WZB Mitteilungen - Nr. 157/September 2017
Wissenschaftszentrum Berlin für Sozialforschung

Die Globalisierung ist alternativlos

Defizite, Stärke und innere Widersprüche der liberalen Weltordnung

Interview mit Michael Zürn von Gabriele Kammerer


Die Welt scheint aus den Fugen. Nationalistischer Populismus feiert Erfolge, die Europäische Union schwächelt, Gewalt ersetzt Debatten. Wer aus der Vielzahl der täglichen Ereignisse und Meldungen ein großes Bild zu formen versucht, gelangt zu dem Eindruck, dem Ende einer Epoche beizuwohnen. Jedenfalls steht die liberale Weltordnung, geprägt von demokratischen Rechtsstaaten, starken internationalen Institutionen und Individual- und Minderheitenrechten, enorm unter Druck. Michael Zürn, Direktor der WZB-Abteilung Global Governance, hält nichts von Untergangsszenarien. Gabriele Kammerer hat mit dem Politikwissenschaftler über seine Deutung der Welt-Situation gesprochen.
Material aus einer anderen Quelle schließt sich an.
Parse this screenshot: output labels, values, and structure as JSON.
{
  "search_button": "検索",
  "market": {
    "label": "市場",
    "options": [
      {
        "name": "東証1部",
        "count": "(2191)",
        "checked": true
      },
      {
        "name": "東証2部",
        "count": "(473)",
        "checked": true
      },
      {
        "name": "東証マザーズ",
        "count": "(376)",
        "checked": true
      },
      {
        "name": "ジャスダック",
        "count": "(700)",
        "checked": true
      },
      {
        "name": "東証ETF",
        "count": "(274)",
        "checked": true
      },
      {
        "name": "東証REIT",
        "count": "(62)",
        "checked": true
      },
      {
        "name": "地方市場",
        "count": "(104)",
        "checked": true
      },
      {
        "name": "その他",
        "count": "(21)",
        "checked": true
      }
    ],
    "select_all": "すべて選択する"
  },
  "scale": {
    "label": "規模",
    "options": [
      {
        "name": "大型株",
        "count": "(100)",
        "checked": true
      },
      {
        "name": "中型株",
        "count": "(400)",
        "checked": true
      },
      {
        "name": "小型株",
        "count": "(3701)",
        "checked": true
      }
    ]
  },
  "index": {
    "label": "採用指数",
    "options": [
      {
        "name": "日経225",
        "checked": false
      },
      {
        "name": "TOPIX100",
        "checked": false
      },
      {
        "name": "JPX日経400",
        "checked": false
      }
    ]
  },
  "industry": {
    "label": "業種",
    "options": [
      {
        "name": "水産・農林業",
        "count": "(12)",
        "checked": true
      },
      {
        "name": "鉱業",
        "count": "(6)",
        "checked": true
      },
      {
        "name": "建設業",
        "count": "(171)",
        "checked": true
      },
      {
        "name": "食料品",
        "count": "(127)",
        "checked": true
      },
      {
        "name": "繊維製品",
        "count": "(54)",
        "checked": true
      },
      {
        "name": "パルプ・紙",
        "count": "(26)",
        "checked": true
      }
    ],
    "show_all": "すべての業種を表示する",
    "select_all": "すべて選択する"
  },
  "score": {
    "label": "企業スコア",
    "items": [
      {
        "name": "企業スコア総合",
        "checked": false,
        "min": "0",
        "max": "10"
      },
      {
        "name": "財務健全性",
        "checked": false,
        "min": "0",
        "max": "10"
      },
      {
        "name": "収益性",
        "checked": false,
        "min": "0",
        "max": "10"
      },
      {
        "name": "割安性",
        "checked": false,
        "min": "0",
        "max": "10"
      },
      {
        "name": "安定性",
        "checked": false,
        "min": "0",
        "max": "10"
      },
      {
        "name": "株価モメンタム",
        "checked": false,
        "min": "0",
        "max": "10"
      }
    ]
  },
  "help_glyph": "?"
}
Wie würden Sie die Verunsicherung beschreiben, die wir erleben?

Ich gehe da mal ein Stück zurück in der Geschichte, zum Optimismus der 1990er-Jahre. Die Mauer war gefallen, die europäische Einigung schritt voran, mit Abkommen wie der Gründung eines Internationalen Strafgerichtshofs oder dem Kyoto-Protokoll setzte die Staatengemeinschaft Meilensteine multilateraler Verständigung. Die liberalen Ordnungsvorstellungen des Westens schienen sich weltweit durchzusetzen. 2001 erlitt dieser Optimismus plötzlich zwei Schläge, und zwar innerhalb nur weniger Wochen. Der eine war "9/11", der terroristische Anschlag in New York und Washington. Und, was häufig übersehen wird: Nur sechs Wochen später prägte Jim O'Neill, Chefvolkswirt bei Goldman Sachs den Begriff der BRICs. Brasilien, Russland, Indien und China sah er als die wirtschaftlich aussichtsreichsten Schwellenländer. Zum ersten Mal wurde überdeutlich formuliert, dass Europa im Jahr 2050 nur noch eine kleine regionale Ökonomie sein würde. Alle Wachstumsmärkte liegen heute schon in Asien.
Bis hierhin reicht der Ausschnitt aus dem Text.